- Born: 1760 London, England
- Died: 2 September 1829 (aged 68–69) Albion, Illinois
- Occupation(s): Brewer, banker, farmer, writer
- Known for: Settlement of Edwards County, Illinois

= Richard Flower (settler) =

English banker, brewer and pioneer of Albion, Illinois

Richard Flower (1760–1829) was an English banker and brewer who was one of the pioneers of Albion, Illinois and promoted English immigration to the USA after the War of 1812.

==Early life==
Richard was the youngest son of George Flower (1715–1778), who had a stationery business in the City of London, and his wife Martha Fuller (1717-1805). She was the sister of two influential bankers: William Fuller, who became one of the richest men in England, and Richard Fuller, a long-serving Member of Parliament. His elder brother was Benjamin Flower.

==Career==
Initially destined for an agricultural career, Richard instead went into business in Hertford, becoming a brewer and a banker. In 1803 he was able to sell up and retire to his country estate of Marden Hill, where he farmed and also pursued his political interests. These included financial support for his brother Benjamin's radical publications and his own campaigns against what he considered unjust taxation. In 1817 he sold up and took his whole family with all their possessions to join his son George in Illinois.

==Family==
On 25 December 1786 at Hertford, Richard married Elizabeth Fordham (1765–1846), daughter of Edward Fordham (1721–1778) and sister of the brewer and banker Edward King Fordham. They had ten children, including George Flower (1788–1862) who with Morris Birkbeck was one of the founders of the English Settlement in Illinois, Martha Flower (1800–1838) who married William Pickering (governor), Mary Katherine Flower (1802–1852) who wed Sir Francis Ronalds' brother Hugh Ronalds, and the brewer Edward Fordham Flower.

==Publications==
- Observations on Beer and Brewers, in which the inequality, injustice and impolicy of the malt and beer tax are demonstrated. Richard Flower.

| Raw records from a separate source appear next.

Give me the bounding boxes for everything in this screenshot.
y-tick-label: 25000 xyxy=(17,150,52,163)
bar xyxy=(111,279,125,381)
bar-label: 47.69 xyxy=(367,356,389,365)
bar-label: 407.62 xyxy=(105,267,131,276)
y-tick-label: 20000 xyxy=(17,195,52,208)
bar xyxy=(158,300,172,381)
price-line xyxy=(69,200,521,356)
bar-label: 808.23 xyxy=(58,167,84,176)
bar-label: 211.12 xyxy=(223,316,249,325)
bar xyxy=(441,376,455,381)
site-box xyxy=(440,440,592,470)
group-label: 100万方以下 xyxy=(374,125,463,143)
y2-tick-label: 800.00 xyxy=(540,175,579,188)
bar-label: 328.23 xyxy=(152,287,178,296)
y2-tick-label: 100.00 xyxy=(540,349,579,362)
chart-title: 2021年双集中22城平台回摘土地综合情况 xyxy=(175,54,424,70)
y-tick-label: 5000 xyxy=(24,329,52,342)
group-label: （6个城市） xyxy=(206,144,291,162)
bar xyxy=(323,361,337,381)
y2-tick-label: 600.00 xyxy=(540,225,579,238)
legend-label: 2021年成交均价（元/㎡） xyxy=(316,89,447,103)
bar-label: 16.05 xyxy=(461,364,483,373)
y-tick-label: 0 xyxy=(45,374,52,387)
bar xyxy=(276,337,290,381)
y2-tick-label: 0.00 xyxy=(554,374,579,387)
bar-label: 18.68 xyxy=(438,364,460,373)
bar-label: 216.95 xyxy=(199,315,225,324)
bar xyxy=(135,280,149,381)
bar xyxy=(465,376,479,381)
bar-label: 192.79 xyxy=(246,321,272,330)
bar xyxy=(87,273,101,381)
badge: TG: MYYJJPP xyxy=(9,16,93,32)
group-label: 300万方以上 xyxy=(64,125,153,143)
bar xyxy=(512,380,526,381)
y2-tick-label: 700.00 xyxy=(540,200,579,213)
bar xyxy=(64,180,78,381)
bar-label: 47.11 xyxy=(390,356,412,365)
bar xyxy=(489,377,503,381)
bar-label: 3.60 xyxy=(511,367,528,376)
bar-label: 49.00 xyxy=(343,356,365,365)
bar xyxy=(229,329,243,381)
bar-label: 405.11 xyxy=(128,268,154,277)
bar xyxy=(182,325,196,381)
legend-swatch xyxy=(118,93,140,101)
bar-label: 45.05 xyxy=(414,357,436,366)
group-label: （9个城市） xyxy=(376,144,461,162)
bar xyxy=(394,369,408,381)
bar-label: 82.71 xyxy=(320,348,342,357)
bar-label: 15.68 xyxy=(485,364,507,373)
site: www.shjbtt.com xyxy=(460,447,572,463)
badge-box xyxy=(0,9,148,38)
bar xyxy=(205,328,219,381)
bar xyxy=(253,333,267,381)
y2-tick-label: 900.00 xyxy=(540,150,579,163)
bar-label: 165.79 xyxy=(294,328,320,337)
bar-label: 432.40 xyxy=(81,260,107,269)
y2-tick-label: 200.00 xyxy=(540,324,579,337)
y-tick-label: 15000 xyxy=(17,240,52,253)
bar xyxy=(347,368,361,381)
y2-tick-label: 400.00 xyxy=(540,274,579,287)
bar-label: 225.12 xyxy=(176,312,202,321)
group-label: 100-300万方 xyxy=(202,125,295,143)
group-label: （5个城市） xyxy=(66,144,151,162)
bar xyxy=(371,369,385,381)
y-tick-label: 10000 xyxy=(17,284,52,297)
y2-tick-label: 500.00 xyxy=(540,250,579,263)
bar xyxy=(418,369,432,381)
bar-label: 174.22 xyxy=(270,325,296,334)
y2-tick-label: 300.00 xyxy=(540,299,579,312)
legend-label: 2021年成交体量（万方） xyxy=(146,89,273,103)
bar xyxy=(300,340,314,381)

Cambridge, 1802
- Abolition of Tithe recommended, in an address to the agriculturalists of Great Britain ... with some observations on the present construction of the law of tithing, etc. Richard Flower. Harlow, 1809.
- Flower's Letters from Lexington (25 June 1819) and the Illinois (August 16, 1819). Reprint of the original edition. Richard Flower. London, 1819. 1819
- Letters from the Illinois, 1820, 1821. Containing an account of the English settlement at Albion and its vicinity, and a refutation of various misrepresentations, those more particularly of Mr. Cobbett; with a letter from M. Birkbeck; and a preface and notes by B. Flower. Richard Flower. London, 1822.